With the rise of gas in Britain, carbon capture for the fuel source has also gained attention there recently. A natural gas-CCS retrofit in Scotland was selected by the British government as a favorite to move forward as part of the country’s £1 billion ($1.59 billion) CCS demonstration competition earlier this year. Meanwhile, members of the opposition Labor Party in the U.K. Parliament introduced an amendment to a major electricity market reform bill earlier this year that would have set a tighter emissions performance standard for power generators and all but required CCS technology to be installed on all fossil generation, including natural gas. However, that amendment was later withdrawn before coming up for a vote.
Obama’s Gas-Capture Proposal Appears Dead
Environmentalists have long argued that governments must also move forward with RD&D work for CCS on natural gas plants—in addition to coal units—if policymakers are serious about truly limiting global temperature increases to 2 degrees Celsius. “Between now and 2030, world fossil use for power is projected to almost double. Without CCS on both gas and coal, it’s ‘game over’ on climate change,” the Clean Air Task Force’s John Thompson and Camilla Svendsen Skriung of the Norwegian Zero Emission Resource Organization wrote late last year. But in Washington, the topic has become somewhat politically volatile given the runaway popularity of natural gas. The nomination of the Obama Administration’s pick to lead the Federal Energy Regulatory Commission Ron Binz now appears imperiled given previous remarks that natural gas will be a “dead-end” fuel without CCS in the decades to come under a carbon-constrained future.
Meanwhile, the White House has only recently begun looking at incentivizing the capture of emissions from natural gas plants. While the Department of Energy’s CCS demonstration program includes some large-scale projects that produce synthetic gas or capture CO2 from gas processing facilities, there are currently no large-scale projects in the works there that incorporate capture technology onto more efficient NGCC plants. President Barack Obama’s FY 2014 budget request for the Department of Energy notably recommended the creation of a new $25 million competitive inducement prize for the first to develop a commercial natural gas combined cycle plant that also captures and stores at least 75 percent of its CO2 emissions. That proposal, however, appears to be dead on Capitol Hill given that the House version of the FY 2014 Energy and Water Appropriations bill that passed earlier this summer does not include funding for the program. The Senate version of that bill does not mention funding for natural gas capture projects either.

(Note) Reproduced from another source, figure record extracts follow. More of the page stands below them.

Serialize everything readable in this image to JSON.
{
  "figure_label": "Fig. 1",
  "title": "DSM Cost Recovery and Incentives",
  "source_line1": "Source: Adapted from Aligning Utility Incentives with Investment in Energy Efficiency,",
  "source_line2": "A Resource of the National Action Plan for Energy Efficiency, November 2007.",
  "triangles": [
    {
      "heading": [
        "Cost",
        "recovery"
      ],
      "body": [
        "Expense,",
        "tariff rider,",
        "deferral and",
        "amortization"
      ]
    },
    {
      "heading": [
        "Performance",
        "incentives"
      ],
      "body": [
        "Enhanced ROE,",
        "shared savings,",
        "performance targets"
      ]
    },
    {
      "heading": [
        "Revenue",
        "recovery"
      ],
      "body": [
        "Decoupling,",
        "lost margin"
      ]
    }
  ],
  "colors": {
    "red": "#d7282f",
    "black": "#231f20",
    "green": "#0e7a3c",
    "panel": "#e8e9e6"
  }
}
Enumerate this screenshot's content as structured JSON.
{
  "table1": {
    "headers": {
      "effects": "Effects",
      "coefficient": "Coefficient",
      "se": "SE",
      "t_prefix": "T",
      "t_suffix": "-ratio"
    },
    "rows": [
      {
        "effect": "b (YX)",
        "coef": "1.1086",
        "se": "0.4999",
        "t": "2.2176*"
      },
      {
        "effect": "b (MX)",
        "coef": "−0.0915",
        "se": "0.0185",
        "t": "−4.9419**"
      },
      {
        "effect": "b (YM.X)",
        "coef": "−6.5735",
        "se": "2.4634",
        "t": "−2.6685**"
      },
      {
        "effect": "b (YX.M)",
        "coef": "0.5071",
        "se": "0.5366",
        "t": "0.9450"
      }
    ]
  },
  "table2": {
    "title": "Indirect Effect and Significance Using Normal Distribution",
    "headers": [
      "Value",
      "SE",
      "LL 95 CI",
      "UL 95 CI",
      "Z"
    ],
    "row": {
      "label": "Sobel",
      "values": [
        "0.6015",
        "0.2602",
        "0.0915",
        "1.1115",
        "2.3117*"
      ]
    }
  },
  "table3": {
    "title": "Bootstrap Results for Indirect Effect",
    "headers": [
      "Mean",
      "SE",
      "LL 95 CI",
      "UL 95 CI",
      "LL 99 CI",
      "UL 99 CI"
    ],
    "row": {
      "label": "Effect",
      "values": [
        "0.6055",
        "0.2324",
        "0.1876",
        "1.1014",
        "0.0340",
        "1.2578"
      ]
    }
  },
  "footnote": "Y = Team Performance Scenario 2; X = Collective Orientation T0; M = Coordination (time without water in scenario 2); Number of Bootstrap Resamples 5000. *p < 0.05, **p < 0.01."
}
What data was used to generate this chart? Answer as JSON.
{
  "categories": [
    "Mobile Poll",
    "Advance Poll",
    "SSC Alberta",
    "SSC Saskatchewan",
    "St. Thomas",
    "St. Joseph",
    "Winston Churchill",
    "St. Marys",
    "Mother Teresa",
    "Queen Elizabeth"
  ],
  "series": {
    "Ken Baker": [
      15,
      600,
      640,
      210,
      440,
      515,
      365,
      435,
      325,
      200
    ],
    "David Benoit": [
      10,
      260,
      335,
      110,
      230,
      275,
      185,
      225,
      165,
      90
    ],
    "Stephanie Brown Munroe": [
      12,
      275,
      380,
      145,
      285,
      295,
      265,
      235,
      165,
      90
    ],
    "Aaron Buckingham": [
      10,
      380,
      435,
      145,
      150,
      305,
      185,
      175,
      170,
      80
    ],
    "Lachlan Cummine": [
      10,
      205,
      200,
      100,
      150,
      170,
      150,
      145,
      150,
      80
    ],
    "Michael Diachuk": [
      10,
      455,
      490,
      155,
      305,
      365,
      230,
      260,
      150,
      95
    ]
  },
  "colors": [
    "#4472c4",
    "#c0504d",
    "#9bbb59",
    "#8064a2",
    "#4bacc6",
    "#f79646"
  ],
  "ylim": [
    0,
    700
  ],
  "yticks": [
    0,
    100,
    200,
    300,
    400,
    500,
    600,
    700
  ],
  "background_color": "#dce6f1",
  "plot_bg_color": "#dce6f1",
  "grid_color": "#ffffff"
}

Despite the lack of political incentives, technology developers have made modest moves on their own in recent years to test natural gas-capture systems. Summit Power and the Linde Group announced a partnership in February to develop commercial-scale natural gas plants that capture up to 90 percent of CO2 emissions. Meanwhile, GE announced plans last year to partner with the Norwegian technology development company Sargas AS to also build natural gas plants with carbon capture.